Nadia Karmous affirme que le travail d’intégration, déjà mis à mal par la votation très émotionnelle sur les minarets, pourrait encore devenir plus difficile dans la perspective d’un débat national sur l’interdiction de la burqa: «Beaucoup de musulmans qui étaient prêts à avancer dans le dialogue interreligieux se sont refermés sur eux-mêmes, sur leur famille. Ils vont avoir encore plus de mal à s’intégrer et à s’ouvrir aux autres».

Oskar Freysinger se défend de toute volonté de «discrimination ou racisme vis-à-vis du monde arabe». Au contraire, soutient le député valaisan, «nous voulons que ces femmes deviennent des citoyennes européennes, comme le sont nos femmes. Nous nous attaquons pour cela à un patriarcat féroce, à une ségrégation brutale. Je suis étonné de voir que dans les milieux de gauche, des gens puissent défendre de telles choses». Ce à quoi Nadia Karmous rétorque: «Ces politiciens ne sont ni des héros ni des zorros de la femme musulmane.
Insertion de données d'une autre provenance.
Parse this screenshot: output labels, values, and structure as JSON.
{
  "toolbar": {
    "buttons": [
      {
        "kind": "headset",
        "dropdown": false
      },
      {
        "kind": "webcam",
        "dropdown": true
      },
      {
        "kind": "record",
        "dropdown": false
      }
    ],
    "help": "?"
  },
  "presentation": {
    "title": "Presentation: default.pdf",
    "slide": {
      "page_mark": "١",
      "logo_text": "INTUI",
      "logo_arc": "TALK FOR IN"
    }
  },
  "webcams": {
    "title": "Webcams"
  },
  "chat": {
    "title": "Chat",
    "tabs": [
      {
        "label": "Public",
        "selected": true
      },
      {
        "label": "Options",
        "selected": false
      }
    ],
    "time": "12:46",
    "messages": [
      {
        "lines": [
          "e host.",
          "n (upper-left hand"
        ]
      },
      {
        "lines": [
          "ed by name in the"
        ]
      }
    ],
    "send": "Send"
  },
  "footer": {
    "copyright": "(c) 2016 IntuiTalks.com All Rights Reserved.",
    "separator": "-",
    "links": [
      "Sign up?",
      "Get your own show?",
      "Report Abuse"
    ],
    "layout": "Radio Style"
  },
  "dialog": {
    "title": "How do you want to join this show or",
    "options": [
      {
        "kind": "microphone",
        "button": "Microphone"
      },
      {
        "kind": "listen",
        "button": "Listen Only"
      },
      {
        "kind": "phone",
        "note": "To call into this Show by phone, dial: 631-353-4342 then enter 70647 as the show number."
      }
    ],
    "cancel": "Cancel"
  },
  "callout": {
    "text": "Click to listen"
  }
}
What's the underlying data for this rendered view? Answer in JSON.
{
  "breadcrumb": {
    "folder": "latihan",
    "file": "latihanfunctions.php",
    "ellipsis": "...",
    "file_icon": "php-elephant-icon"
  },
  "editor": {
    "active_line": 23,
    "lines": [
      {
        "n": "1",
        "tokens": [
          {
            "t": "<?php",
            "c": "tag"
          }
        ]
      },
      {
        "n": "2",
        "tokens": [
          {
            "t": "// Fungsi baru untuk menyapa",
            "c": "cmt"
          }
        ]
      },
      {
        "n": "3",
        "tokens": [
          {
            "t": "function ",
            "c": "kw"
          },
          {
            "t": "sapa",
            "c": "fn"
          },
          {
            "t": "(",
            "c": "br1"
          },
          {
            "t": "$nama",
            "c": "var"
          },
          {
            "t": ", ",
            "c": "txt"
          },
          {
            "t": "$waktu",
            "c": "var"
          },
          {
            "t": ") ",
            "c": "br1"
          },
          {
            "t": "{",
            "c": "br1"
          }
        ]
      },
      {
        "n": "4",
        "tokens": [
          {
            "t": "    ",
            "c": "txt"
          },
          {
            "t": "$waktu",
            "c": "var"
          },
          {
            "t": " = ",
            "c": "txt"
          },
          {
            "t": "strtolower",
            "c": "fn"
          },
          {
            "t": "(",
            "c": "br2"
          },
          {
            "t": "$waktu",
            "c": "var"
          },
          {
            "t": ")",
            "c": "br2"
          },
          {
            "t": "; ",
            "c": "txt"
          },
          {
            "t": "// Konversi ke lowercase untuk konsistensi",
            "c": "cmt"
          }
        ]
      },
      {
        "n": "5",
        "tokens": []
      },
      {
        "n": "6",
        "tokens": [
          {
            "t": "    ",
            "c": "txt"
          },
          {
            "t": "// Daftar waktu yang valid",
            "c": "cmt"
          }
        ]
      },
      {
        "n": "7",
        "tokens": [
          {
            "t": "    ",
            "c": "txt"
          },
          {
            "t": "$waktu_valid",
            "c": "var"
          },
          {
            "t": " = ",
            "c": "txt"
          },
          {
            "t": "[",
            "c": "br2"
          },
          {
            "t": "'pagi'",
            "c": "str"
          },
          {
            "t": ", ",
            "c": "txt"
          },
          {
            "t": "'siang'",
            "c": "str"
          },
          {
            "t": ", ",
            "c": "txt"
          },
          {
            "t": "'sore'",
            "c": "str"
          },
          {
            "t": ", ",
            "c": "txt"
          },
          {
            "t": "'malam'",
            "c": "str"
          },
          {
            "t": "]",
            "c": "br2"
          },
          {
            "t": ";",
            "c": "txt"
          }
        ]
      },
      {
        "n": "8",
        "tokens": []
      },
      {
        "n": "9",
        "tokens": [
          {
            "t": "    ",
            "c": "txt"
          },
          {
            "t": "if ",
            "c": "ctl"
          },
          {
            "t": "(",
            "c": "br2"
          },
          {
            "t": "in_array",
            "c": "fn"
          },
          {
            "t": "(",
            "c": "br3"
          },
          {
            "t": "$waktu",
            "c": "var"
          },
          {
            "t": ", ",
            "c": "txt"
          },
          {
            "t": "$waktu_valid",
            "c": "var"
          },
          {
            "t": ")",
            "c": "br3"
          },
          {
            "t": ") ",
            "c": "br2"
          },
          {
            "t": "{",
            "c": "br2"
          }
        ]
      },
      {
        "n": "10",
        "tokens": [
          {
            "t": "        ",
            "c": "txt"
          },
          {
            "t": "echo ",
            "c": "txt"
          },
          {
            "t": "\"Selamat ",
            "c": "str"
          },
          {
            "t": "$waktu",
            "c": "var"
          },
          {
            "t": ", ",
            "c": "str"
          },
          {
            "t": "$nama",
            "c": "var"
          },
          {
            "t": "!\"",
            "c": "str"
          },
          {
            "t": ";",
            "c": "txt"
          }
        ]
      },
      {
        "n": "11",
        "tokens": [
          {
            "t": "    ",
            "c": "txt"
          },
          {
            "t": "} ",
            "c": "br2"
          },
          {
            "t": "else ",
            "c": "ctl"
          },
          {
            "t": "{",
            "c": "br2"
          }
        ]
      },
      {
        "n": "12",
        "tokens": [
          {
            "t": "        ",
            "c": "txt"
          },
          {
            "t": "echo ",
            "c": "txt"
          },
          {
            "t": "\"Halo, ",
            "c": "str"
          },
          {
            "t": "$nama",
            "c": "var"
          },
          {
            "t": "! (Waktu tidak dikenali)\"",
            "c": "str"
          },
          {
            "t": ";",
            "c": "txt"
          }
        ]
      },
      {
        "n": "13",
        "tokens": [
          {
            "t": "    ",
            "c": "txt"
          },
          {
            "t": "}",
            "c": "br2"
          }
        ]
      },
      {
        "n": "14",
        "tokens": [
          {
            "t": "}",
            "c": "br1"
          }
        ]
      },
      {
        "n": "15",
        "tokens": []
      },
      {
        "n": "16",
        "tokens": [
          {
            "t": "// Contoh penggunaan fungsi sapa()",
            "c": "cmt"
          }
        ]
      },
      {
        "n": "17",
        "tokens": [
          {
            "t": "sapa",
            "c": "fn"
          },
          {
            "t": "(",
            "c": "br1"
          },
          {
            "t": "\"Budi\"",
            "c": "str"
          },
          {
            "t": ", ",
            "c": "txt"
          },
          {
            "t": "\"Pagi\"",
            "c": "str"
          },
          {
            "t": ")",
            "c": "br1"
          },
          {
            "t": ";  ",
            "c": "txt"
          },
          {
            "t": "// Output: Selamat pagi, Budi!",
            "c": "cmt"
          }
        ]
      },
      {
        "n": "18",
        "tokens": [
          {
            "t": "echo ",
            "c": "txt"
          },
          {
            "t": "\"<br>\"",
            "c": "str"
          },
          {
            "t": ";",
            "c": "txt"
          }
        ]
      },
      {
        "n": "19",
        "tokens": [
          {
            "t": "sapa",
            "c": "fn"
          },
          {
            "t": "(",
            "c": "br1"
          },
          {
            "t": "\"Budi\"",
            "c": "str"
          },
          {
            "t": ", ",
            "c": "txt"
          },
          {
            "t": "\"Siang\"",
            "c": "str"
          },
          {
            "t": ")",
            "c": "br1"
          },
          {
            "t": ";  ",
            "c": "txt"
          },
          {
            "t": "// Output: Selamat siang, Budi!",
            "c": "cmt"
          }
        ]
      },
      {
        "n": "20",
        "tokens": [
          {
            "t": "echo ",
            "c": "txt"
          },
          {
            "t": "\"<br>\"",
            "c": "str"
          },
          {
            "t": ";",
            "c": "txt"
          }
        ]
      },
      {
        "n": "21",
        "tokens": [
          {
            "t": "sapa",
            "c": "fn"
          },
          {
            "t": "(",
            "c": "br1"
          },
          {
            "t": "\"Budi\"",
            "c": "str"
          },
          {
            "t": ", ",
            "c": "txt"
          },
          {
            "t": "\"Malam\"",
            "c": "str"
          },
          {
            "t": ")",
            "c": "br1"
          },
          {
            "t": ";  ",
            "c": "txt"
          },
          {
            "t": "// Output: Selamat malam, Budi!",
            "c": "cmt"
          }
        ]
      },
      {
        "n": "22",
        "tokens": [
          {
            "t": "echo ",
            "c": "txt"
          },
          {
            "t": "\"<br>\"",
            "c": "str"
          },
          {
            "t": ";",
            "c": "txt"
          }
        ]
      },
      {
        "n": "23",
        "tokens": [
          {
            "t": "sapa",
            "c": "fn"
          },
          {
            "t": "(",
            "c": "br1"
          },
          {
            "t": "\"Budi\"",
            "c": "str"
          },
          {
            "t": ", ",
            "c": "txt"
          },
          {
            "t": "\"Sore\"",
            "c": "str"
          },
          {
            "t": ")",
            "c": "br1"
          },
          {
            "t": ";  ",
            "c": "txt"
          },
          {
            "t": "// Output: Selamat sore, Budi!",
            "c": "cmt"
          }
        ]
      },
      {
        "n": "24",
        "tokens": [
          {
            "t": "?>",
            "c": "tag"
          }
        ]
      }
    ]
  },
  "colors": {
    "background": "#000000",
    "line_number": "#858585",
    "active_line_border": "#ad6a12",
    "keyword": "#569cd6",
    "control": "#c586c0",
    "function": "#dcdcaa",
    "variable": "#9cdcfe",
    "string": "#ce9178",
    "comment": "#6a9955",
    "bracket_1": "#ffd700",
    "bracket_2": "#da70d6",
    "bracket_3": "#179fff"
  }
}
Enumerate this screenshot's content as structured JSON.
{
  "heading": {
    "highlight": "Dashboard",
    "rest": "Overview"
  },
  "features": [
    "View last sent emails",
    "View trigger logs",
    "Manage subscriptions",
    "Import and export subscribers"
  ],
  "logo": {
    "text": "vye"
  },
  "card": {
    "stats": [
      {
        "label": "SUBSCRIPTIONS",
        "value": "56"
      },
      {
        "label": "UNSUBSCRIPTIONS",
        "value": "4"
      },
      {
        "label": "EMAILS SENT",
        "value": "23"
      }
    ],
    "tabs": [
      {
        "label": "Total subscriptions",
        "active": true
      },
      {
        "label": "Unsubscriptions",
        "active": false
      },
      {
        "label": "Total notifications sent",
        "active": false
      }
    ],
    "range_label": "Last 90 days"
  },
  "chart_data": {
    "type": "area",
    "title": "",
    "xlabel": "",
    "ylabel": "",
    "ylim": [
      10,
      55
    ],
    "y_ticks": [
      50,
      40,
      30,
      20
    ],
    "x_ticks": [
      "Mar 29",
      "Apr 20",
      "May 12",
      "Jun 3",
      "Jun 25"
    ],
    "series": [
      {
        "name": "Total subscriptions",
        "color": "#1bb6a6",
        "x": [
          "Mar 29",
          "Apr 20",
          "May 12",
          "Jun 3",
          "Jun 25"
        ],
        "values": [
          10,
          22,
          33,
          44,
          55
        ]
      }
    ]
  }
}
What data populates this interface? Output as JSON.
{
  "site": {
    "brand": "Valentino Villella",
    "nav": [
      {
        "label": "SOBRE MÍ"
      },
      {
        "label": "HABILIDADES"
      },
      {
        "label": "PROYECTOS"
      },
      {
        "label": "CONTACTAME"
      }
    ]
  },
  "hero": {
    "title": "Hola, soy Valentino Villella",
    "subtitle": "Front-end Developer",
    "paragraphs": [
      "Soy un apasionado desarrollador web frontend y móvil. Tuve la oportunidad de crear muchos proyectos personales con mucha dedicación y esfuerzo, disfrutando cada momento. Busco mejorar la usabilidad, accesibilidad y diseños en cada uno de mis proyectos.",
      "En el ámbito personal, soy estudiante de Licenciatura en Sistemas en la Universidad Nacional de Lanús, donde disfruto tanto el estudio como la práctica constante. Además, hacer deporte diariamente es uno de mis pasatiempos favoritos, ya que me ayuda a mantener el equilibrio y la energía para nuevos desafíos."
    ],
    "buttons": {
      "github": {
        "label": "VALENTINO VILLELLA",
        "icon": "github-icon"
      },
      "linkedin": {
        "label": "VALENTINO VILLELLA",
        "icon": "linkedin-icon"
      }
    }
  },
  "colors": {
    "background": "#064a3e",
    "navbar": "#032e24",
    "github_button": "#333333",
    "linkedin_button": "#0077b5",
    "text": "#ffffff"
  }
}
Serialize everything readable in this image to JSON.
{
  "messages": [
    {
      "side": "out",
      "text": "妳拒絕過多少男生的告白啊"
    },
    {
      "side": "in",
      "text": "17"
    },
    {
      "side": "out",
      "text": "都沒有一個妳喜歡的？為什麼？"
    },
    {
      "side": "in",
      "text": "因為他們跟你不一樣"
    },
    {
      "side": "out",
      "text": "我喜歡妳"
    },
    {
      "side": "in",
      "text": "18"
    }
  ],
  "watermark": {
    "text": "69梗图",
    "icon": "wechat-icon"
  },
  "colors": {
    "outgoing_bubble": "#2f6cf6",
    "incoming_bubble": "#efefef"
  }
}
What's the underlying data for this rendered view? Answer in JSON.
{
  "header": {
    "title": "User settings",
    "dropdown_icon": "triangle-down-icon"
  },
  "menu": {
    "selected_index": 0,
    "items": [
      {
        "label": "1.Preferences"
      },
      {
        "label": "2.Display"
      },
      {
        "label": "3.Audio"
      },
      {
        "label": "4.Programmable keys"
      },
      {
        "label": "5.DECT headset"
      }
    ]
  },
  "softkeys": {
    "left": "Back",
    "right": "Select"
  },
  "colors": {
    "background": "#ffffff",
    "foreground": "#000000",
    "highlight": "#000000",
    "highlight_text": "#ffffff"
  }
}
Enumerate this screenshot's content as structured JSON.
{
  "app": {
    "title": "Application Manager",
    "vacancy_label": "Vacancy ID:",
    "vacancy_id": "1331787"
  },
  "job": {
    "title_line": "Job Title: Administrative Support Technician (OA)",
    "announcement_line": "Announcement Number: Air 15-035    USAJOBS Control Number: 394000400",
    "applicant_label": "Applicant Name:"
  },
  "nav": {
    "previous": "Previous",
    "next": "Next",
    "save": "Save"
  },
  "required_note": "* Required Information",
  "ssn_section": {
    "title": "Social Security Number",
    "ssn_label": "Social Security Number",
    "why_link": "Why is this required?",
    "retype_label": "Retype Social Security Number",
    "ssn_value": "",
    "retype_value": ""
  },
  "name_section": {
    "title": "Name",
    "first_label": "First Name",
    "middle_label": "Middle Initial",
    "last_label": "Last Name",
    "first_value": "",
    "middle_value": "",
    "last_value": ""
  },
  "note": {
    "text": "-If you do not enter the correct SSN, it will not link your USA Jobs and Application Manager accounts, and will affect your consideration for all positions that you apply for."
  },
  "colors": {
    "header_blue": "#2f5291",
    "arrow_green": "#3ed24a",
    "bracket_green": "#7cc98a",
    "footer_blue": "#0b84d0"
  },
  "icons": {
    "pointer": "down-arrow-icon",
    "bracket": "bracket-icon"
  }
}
Ils feraient mieux de s’engager pour des grandes causes, comme la guerre en Syrie, au lieu d’inventer de nouvelles histoires à dormir debout».

Il veut payer toutes les amendes

L'homme d'affaires Rachid Nekkaz a annoncé qu'il s'engageait à payer les amendes de toutes les femmes portant librement le niqab et la burqa dans les rues de Suisse. Déjà actif en France et en Belgique, ce Français d'origine algérienne souhaite élargir son combat «contre l'islamophobie galopante» après le scrutin de dimanche au Tessin.

L'homme d'affaires a mis en place, au nom «de la liberté et de la laïcité», un fonds d'un million d'euros en juillet 2010 pour payer les amendes des musulmanes verbalisées en France et en Belgique en raison du port du voile. Depuis lors, Rachid Nekkaz a payé 682 amendes pour un montant de 123'000 euros (152'000 francs), écrit-il dans un communiqué mardi.

Rachid Nekkaz, qui se dit «militant des droits de l'homme», se déclare prêt à «ridiculiser tout gouvernement et Parlement qui ne respecteraient pas les libertés fondamentales garanties par la Convention européenne des droits de l'homme (CEDH)».